As I sit in my favorite coffee shop reflecting on my time in New Zealand, I have so many thoughts racing through my mind. The first is familiarity, the fact that I have found my new favorite coffee shop. I have become so adjusted to life in New Zealand, that returning to America will feel like a new abroad experience in itself. I can say that New Zealand welcomed me with open arms.
I was very worried about my transition to New Zealand since I had such a distinct and comfortable routine at my home university. The people and lifestyle in New Zealand are so inviting that I didn’t have any time or need to worry about the adjustment. All of the students and locals here were so friendly and informative about their country. The New Zealand culture as a whole is so relaxed, which made the transition much easier. After becoming familiar with the way of life in New Zealand, it eventually started to feel like home. A home filled with beauty, adventure, and the most amazing people I have ever met.
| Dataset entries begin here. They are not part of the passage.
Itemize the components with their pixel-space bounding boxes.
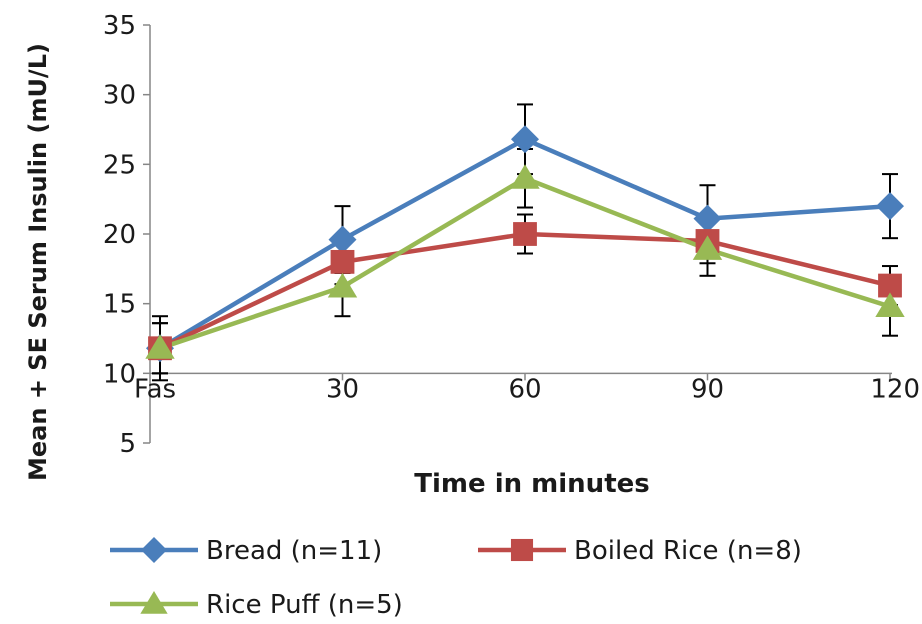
y-tick-label: 30 [103,81,136,111]
legend-item: Bread (n=11) [110,536,382,566]
marker-square [513,222,537,246]
y-tick-label: 5 [119,429,136,459]
y-tick-label: 20 [103,220,136,250]
y-axis-title: Mean + SE Serum Insulin (mU/L) [24,43,52,481]
legend-item: Rice Puff (n=5) [110,590,403,620]
legend-item: Boiled Rice (n=8) [478,536,802,566]
tick-labels: 5 10 15 20 25 30 35 Fas 30 60 90 120 [103,11,920,459]
x-axis-title: Time in minutes [414,469,649,499]
legend-label: Bread (n=11) [206,536,382,566]
x-tick-label: 60 [508,374,541,404]
marker-square [330,249,355,274]
y-tick-label: 15 [103,290,136,320]
marker-triangle [510,164,540,189]
x-tick-label: 30 [326,374,359,404]
legend-label: Boiled Rice (n=8) [574,536,802,566]
series-markers [145,125,905,363]
y-tick-label: 25 [103,150,136,180]
axes [143,24,892,444]
x-tick-label: Fas [134,374,176,404]
marker-diamond [328,225,357,254]
x-tick-label: 90 [691,374,724,404]
marker-diamond [693,204,722,233]
y-tick-label: 35 [103,11,136,41]
x-tick-label: 120 [870,374,920,404]
marker-diamond [876,192,904,221]
marker-triangle [327,272,358,298]
marker-triangle [875,292,905,317]
marker-square [510,538,534,562]
marker-triangle [145,334,175,359]
marker-triangle [140,591,168,614]
legend-label: Rice Puff (n=5) [206,590,403,619]
y-tick-label: 10 [103,359,136,389]
marker-triangle [692,235,723,260]
legend: Bread (n=11) Boiled Rice (n=8) Rice Puff (… [110,536,802,620]
marker-square [878,273,902,298]
marker-diamond [141,537,167,563]
marker-diamond [511,125,539,154]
When asked the question, “Are you sad to go back home?” there are so many ways I could answer. Of course the answer is yes, but then you ask yourself why? Why are you sad about going home? It’s hard to explain to someone how incredible five months can be. If I had to sum everything up it is the people that made this adventure so life-changing.
The country of New Zealand is truly one of a kind. It is such a small piece of land with so much to offer. One of my previous blogs described a trip I took and how it’s not about what you’re doing but whom you are doing it with. I still believe this to be true, but since that blog, I have felt the impact that my abroad friends have made.
The people I have met here have not only made every single day and trip incredible, but I can say that they have changed the way I look at life and the way I feel about myself. I have met some of the most supportive, intelligent, and outgoing people here. People who have pushed me to step out of my comfort zone, believe in myself, and give me such a different outlook on life. The combination of the amazing country I lived in this past semester and the people in this country. The combination of the amazing country and people contribute to me answering “yes,” when people ask if I’m sad to go back home.
If anyone is hesitant or even considering studying abroad at the University of Otago, I would tell them it would be their biggest regret to not take advantage of this opportunity. I am so incredibly jealous of anyone who is currently signed up for this adventure. New Zealand has given me breathtaking views, experiences, and people I could have ever asked for. As upsetting as it is to leave this country, I wouldn’t want to leave any other way.